The vague language masks deeper tensions over how much leverage China should exert on Tehran. China is the world's largest buyer of Iranian crude, giving it potential influence, yet Beijing has shown reluctance to be positioned as Washington's enforcer in the Middle East.
US Trade Representative Jamieson Greer insisted that China "doesn't want to be on the wrong side" of the Iran question and that opening the strait is critical for Beijing's interests. US Secretary of State Marco Rubio initially suggested the administration hoped to get China to play a more active role in pressuring Iran to change course.
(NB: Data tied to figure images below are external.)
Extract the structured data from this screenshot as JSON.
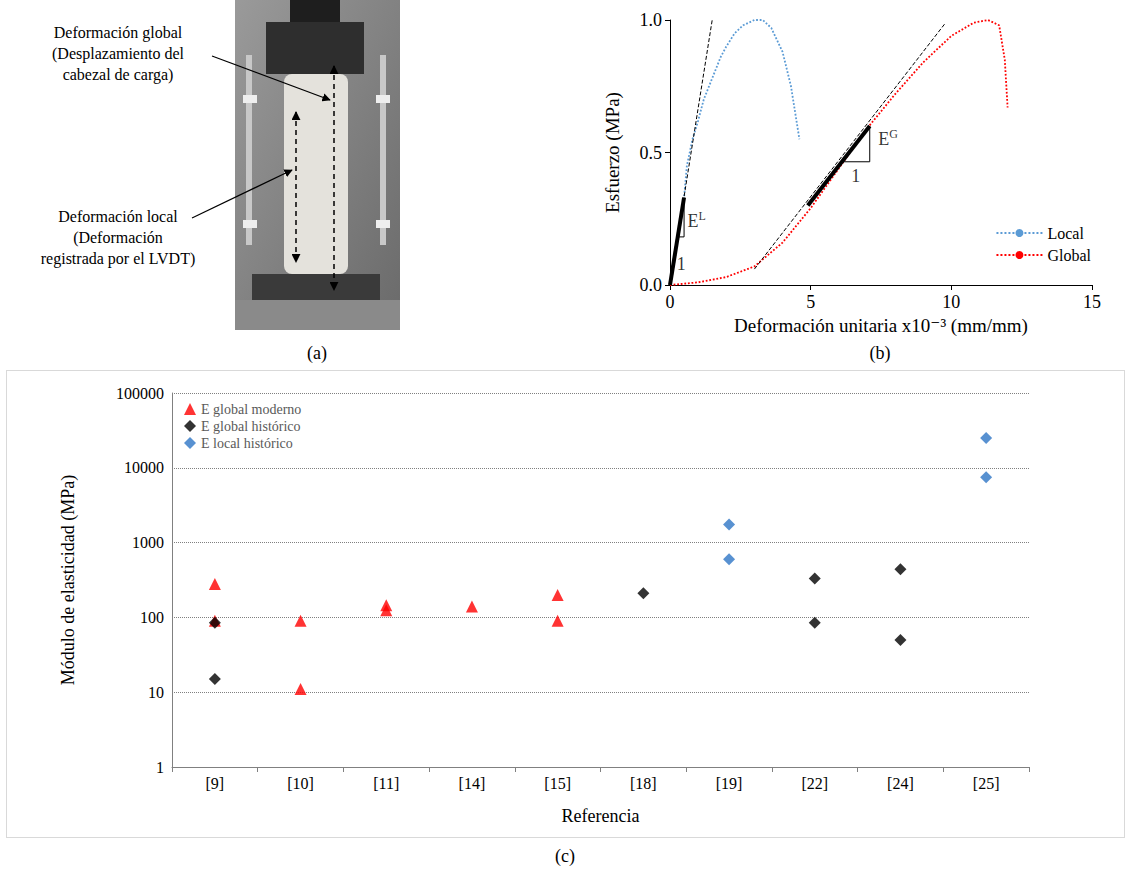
{
  "photo": {
    "caption": "(a)",
    "annotations": [
      {
        "lines": [
          "Deformación global",
          "(Desplazamiento del",
          "cabezal de carga)"
        ]
      },
      {
        "lines": [
          "Deformación local",
          "(Deformación",
          "registrada por el LVDT)"
        ]
      }
    ]
  },
  "chart_data": [
    {
      "type": "line",
      "caption": "(b)",
      "x_label": "Deformación unitaria x10⁻³ (mm/mm)",
      "y_label": "Esfuerzo (MPa)",
      "xlim": [
        0,
        15
      ],
      "xticks": [
        0,
        5,
        10,
        15
      ],
      "ylim": [
        0,
        1
      ],
      "yticks": [
        {
          "value": 0,
          "label": "0.0"
        },
        0.5,
        {
          "value": 1,
          "label": "1.0"
        }
      ],
      "grid": false,
      "legend": "lower right",
      "series": [
        {
          "name": "Local",
          "color": "#5b9bd5",
          "line_style": "dotted",
          "x": [
            0,
            0.5,
            0.6,
            0.8,
            1.0,
            1.2,
            1.5,
            1.8,
            2.0,
            2.3,
            2.6,
            3.0,
            3.3,
            3.6,
            4.0,
            4.3,
            4.6
          ],
          "values": [
            0,
            0.33,
            0.45,
            0.55,
            0.62,
            0.7,
            0.78,
            0.86,
            0.9,
            0.95,
            0.98,
            1.0,
            1.0,
            0.97,
            0.88,
            0.75,
            0.55
          ]
        },
        {
          "name": "Global",
          "color": "#ff0000",
          "line_style": "dotted",
          "x": [
            0,
            1,
            2,
            3,
            4,
            5,
            6,
            7,
            8,
            9,
            10,
            10.8,
            11.3,
            11.7,
            11.9,
            12.0
          ],
          "values": [
            0,
            0.01,
            0.03,
            0.07,
            0.16,
            0.29,
            0.44,
            0.59,
            0.72,
            0.84,
            0.94,
            0.99,
            1.0,
            0.98,
            0.85,
            0.67
          ]
        },
        {
          "color": "#000000",
          "line_style": "dashed",
          "x": [
            0,
            1.5
          ],
          "values": [
            0,
            1.0
          ]
        },
        {
          "color": "#000000",
          "line_style": "dashed",
          "x": [
            3.0,
            9.8
          ],
          "values": [
            0.06,
            0.99
          ]
        },
        {
          "color": "#000000",
          "line_style": "thick",
          "x": [
            0,
            0.5
          ],
          "values": [
            0,
            0.33
          ]
        },
        {
          "color": "#000000",
          "line_style": "thick",
          "x": [
            4.9,
            7.1
          ],
          "values": [
            0.3,
            0.6
          ]
        }
      ],
      "annotations": [
        {
          "text": "E",
          "sup": "L",
          "x": 0.95,
          "y": 0.24
        },
        {
          "text": "1",
          "x": 0.4,
          "y": 0.08
        },
        {
          "text": "E",
          "sup": "G",
          "x": 7.75,
          "y": 0.55
        },
        {
          "text": "1",
          "x": 6.6,
          "y": 0.41
        }
      ]
    },
    {
      "type": "scatter",
      "caption": "(c)",
      "x_label": "Referencia",
      "y_label": "Módulo de elasticidad (MPa)",
      "categories": [
        "[9]",
        "[10]",
        "[11]",
        "[14]",
        "[15]",
        "[18]",
        "[19]",
        "[22]",
        "[24]",
        "[25]"
      ],
      "log": "y",
      "ylim": [
        1,
        100000
      ],
      "yticks": [
        1,
        10,
        100,
        1000,
        10000,
        100000
      ],
      "grid": true,
      "legend": "upper left",
      "series": [
        {
          "name": "E global moderno",
          "color": "#ff0000",
          "marker": "triangle",
          "values": [
            [
              280,
              90
            ],
            [
              90,
              11
            ],
            [
              145,
              125
            ],
            [
              140
            ],
            [
              200,
              90
            ],
            null,
            null,
            null,
            null,
            null
          ]
        },
        {
          "name": "E global histórico",
          "color": "#000000",
          "marker": "diamond",
          "values": [
            [
              85,
              15
            ],
            null,
            null,
            null,
            null,
            [
              210
            ],
            null,
            [
              330,
              85
            ],
            [
              440,
              50
            ],
            null
          ]
        },
        {
          "name": "E local histórico",
          "color": "#2e75c6",
          "marker": "diamond",
          "values": [
            null,
            null,
            null,
            null,
            null,
            null,
            [
              1750,
              600
            ],
            null,
            null,
            [
              25000,
              7500
            ]
          ]
        }
      ]
    }
  ]
}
But just hours later, Rubio contradicted that message, telling NBC News that the US was not seeking Chinese assistance. "We don't need their help," he said.
China's foreign ministry issued its own call for a ceasefire and for the strait to open "as soon as possible," language that appears in the official readout of Thursday's meeting between the two leaders. But Beijing's version of events was far more restrained, with only a brief reference to "the situation in the Middle East."
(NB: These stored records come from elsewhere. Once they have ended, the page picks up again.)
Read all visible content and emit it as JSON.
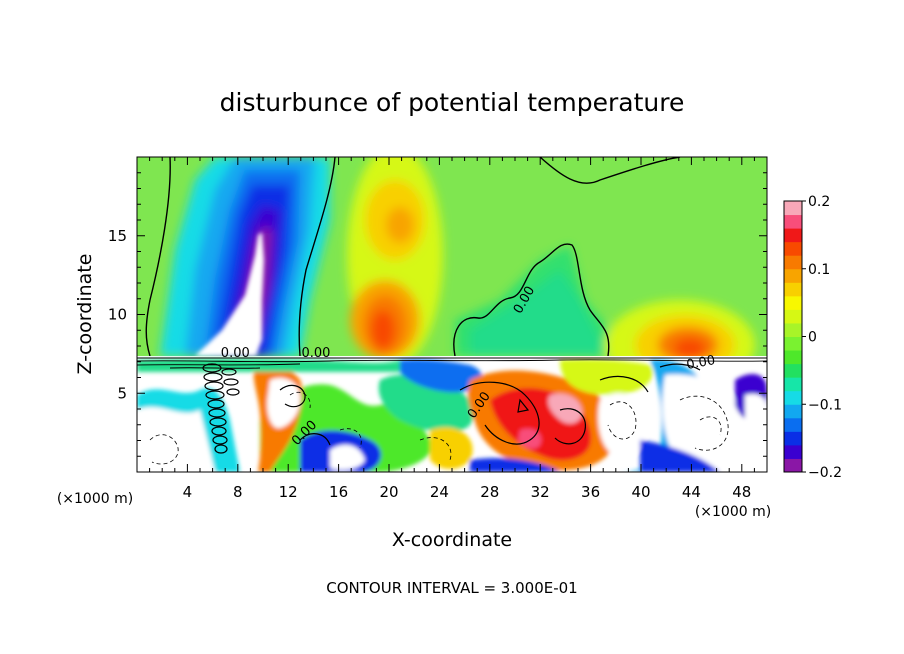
{
  "chart_data": {
    "type": "heatmap",
    "title": "disturbunce of potential temperature",
    "xlabel": "X-coordinate",
    "ylabel": "Z-coordinate",
    "x_unit_note": "(×1000 m)",
    "x_ticks": [
      4,
      8,
      12,
      16,
      20,
      24,
      28,
      32,
      36,
      40,
      44,
      48
    ],
    "y_ticks": [
      5,
      10,
      15
    ],
    "xlim": [
      0,
      50
    ],
    "ylim": [
      0,
      20
    ],
    "footer": "CONTOUR INTERVAL = 3.000E-01",
    "colorbar": {
      "range": [
        -0.2,
        0.2
      ],
      "tick_values": [
        0.2,
        0.1,
        0,
        -0.1,
        -0.2
      ],
      "tick_labels": [
        "0.2",
        "0.1",
        "0",
        "−0.1",
        "−0.2"
      ],
      "colors": [
        "#8a17a6",
        "#3a00d0",
        "#0a2fe6",
        "#0a6ef0",
        "#12a8f0",
        "#16dbe6",
        "#16e6a8",
        "#22e060",
        "#4ee82a",
        "#7af230",
        "#a8f428",
        "#d6f814",
        "#f8f800",
        "#f8d000",
        "#f8a400",
        "#f87a00",
        "#f84a00",
        "#f01818",
        "#f84e7a",
        "#f8a8b8"
      ]
    },
    "contour_labels": [
      {
        "text": "0.00",
        "x": 31,
        "y": 10.8,
        "rotate": -60
      },
      {
        "text": "0.00",
        "x": 14.2,
        "y": 7.3,
        "rotate": 0
      },
      {
        "text": "0.00",
        "x": 7.8,
        "y": 7.3,
        "rotate": 0
      },
      {
        "text": "0.00",
        "x": 44.8,
        "y": 6.7,
        "rotate": -10
      },
      {
        "text": "0.00",
        "x": 27.4,
        "y": 4.1,
        "rotate": -55
      },
      {
        "text": "0.00",
        "x": 13.5,
        "y": 2.3,
        "rotate": -45
      }
    ]
  }
}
The disconnect reflects differing calculations in both capitals. About half of China's crude oil flows through the Strait of Hormuz, making its security economically vital. Yet analysts and officials in Beijing view the Iran crisis as primarily a US problem, not China's to solve.
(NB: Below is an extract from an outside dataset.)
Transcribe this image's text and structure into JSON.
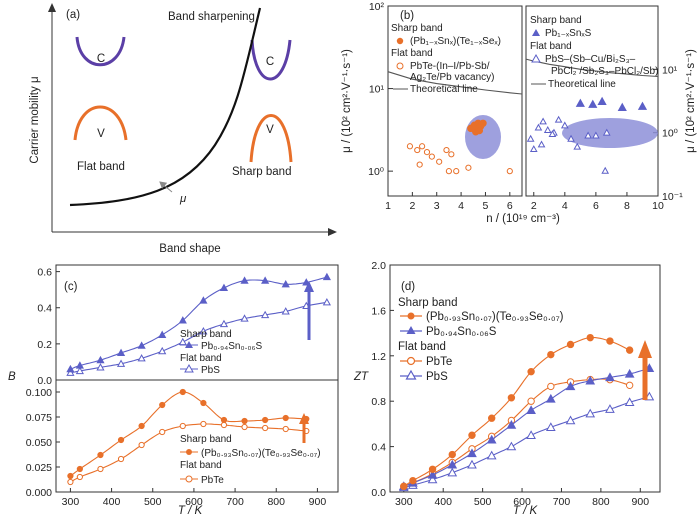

Zhou Bo, a retired Chinese military officer and fellow at Tsinghua University, bluntly captured Beijing's frustration with Rubio's framing. "In China, we have a saying: it is like, 'Why should I clean your shit?'" he said, suggesting that Washington was attempting to shift responsibility rather than seek genuine cooperation.
Trump also complicated the picture during a separate television interview with Fox News, suggesting that recovering Iran's enriched uranium was largely a public relations exercise. "I think it's more for public relations than it is for anything else," he said, a comment that raised questions about how seriously the administration views the nuclear dimension of the crisis.
Beyond Iran, Trump touted trade wins, claiming China has agreed to purchase US oil, soybeans, and 200 Boeing aircraft. He repeatedly praised the visit as productive and characterized himself as having solved problems other leaders could not tackle. "This has been an incredible visit," he said as he and Xi sat in an ornate wood-paneled room with a gold carpet.
On more contentious issues like Taiwan, the summit produced no visible concrete agreements. Some observers view the visit primarily as symbolism, with Xi having achieved a long-sought goal of hosting a US president as an acknowledged peer on the world stage.
Julian Gewirtz, who served as China director at the National Security Council during the Biden administration, characterized the meeting as an attempt by Beijing to "lock in this current phase of strategic stalemate for the remainder of Trump's term and ideally beyond." Chinese scholars have also noted a shift in the balance of power. Wu Xinbo, an international relations professor at Fudan University and government adviser, said the US and China have "reached a new point of equilibrium" rather than the historical pattern of American dominance.
Chinese state media rolled out commentary using the phrase "constructive strategic stability," with Xinhua news agency explaining it as "harmony without uniformity and seeking common ground while reserving differences."
On Beijing streets, locals described Trump with one word that kept surfacing: unpredictable. "What he says isn't necessarily what it means," one resident observed, capturing a broader sense that rhetorical commitments made in the gilded halls of Zhongnanhai may not translate into concrete action once the motorcades disperse.
Author James Rodriguez: "Trump left Beijing claiming consensus on Iran while offering nothing substantive, leaving Beijing and Washington to interpret vague assurances however suits their interests."